ADDITIONAL REVIEW CRITERIA: In addition to the above criteria, 
applications received in response to RFA HG-03-002 will also be 
reviewed with respect to the following:

o   The likelihood that the proposed center can produce high-quality 
genome sequence, based on past experience and future plans for 
generating high quality read data, accurate subassemblies and whole 
genome assemblies, and finished sequence at and beyond state-of-the-
art levels of throughput, quality, and cost. 
o   The quality of the plan to continue increasing throughput while 
lowering costs.
o   The quality of the plan for technology development and identifying 
and solving critical integration problems.
o   The quality of the plans for bioinformatics, including 
infrastructure/laboratory information management, assembly, and 
primary annotation.
o   The quality of the applicant's approach to sequencing, including 
considerations for choosing target genomes, sequencing 
approach/strategy, degree of completion, and considerations that may 
arise due to the variety of potential target genomes available.
o   The quality of the plan for release of sequence data, including 
evidence that the systems are in place to support data release, and 
the plans for release or distribution of other resources, software, 
or technologies developed under this award.
o   The quality of the plans to coordinate efforts with other large-
scale sequencing centers in the U.S. and abroad, and with 
appropriate subcontractors or collaborators that may be needed.  
o   The track record of the Principal Investigator and other key 
personnel in large-scale genomic sequencing.
o   The reasonableness of the proposed budget, milestones, timelines, 
and goals in relation to the proposed research.

RECEIPT AND REVIEW SCHEDULE

Letter of Intent Receipt Date:  February 24, 2003
Application Receipt Date:  April 7, 2003
Peer Review Date:  May/June 2003
Council Review:  September 2003
Earliest Anticipated Start Date:  November 2003

AWARD CRITERIA

Award criteria that will be used to make award decisions include:

o   Scientific merit (as determined by peer review);
o   Availability of funds;
o   Programmatic priorities, both as a matter of achieving balance 
within the sequencing program to ensure a balanced program for 
meeting variable sequencing target goals, and between the sequencing 
program and other NHGRI activities;
o   The likelihood that the proposed center will make a significant 
contribution to the availability of high-quality sequenced genomes 
to the community; 
o   The prospect for attaining and improving the state-of-the-art in 
genome sequencing with regard to throughput, quality, and cost.

REQUIRED FEDERAL CITATIONS 

INCLUSION OF WOMEN AND MINORITIES IN CLINICAL RESEARCH: It is the 
policy of the NIH that women and members of minority groups and their 
sub-populations must be included in all NIH-supported clinical research 
projects unless a clear and compelling justification is provided 
indicating that inclusion is inappropriate with respect to the health 
of the subjects or the purpose of the research.
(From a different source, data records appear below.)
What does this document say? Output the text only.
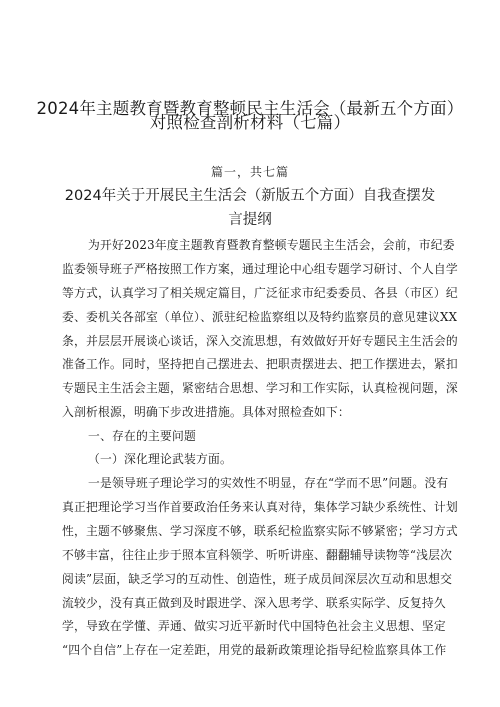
2024年主题教育暨教育整顿民主生活会（最新五个方面）
对照检查剖析材料（七篇）
篇一，共七篇
2024年关于开展民主生活会（新版五个方面）自我查摆发
言提纲
为开好2023年度主题教育暨教育整顿专题民主生活会，会前，市纪委
监委领导班子严格按照工作方案，通过理论中心组专题学习研讨、个人自学
等方式，认真学习了相关规定篇目，广泛征求市纪委委员、各县（市区）纪
委、委机关各部室（单位）、派驻纪检监察组以及特约监察员的意见建议XX
条，并层层开展谈心谈话，深入交流思想，有效做好开好专题民主生活会的
准备工作。同时，坚持把自己摆进去、把职责摆进去、把工作摆进去，紧扣
专题民主生活会主题，紧密结合思想、学习和工作实际，认真检视问题，深
入剖析根源，明确下步改进措施。具体对照检查如下：
一、存在的主要问题
（一）深化理论武装方面。
一是领导班子理论学习的实效性不明显，存在“学而不思”问题。没有
真正把理论学习当作首要政治任务来认真对待，集体学习缺少系统性、计划
性，主题不够聚焦、学习深度不够，联系纪检监察实际不够紧密；学习方式
不够丰富，往往止步于照本宣科领学、听听讲座、翻翻辅导读物等“浅层次
阅读”层面，缺乏学习的互动性、创造性，班子成员间深层次互动和思想交
流较少，没有真正做到及时跟进学、深入思考学、联系实际学、反复持久
学，导致在学懂、弄通、做实习近平新时代中国特色社会主义思想、坚定
“四个自信”上存在一定差距，用党的最新政策理论指导纪检监察具体工作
This policy results 
from the NIH Revitalization Act of 1993 (Section 492B of Public Law 103-43).

All investigators proposing clinical research should read the AMENDMENT 
"NIH Guidelines for Inclusion of Women and Minorities as Subjects in 
Clinical Research - Amended, October, 2001," published in the NIH Guide 
for Grants and Contracts on October 9, 2001 
(http://grants.nih.gov/grants/guide/notice-files/NOT-OD-02-001.html);
a complete copy of the updated Guidelines is available at 
http://grants.nih.gov/grants/funding/women_min/guidelines_amended_10_
2001.htm.  The amended policy incorporates the use of an NIH definition 
of clinical research; updated racial and ethnic categories in 
compliance with the new OMB standards; clarification of language 
governing NIH-defined Phase III clinical trials consistent with the new 
PHS Form 398; and updated roles and responsibilities of NIH staff and 
the extramural community.  The policy continues to require for all NIH-
defined Phase III clinical trials that: a) all applications or 
proposals and/or protocols must provide a description of plans to 
conduct analyses, as appropriate, to address differences by sex/gender 
and/or racial/ethnic groups, including subgroups if applicable; and b) 
investigators must report annual accrual and progress in conducting 
analyses, as appropriate, by sex/gender and/or racial/ethnic group 
differences.

INCLUSION OF CHILDREN AS PARTICIPANTS IN RESEARCH INVOLVING HUMAN 
SUBJECTS: The NIH maintains a policy that children (i.e., individuals 
under the age of 21) must be included in all human subjects research, 
conducted or supported by the NIH, unless there are scientific and 
ethical reasons not to include them. This policy applies to all initial 
(Type 1) applications submitted for receipt dates after October 1, 1998.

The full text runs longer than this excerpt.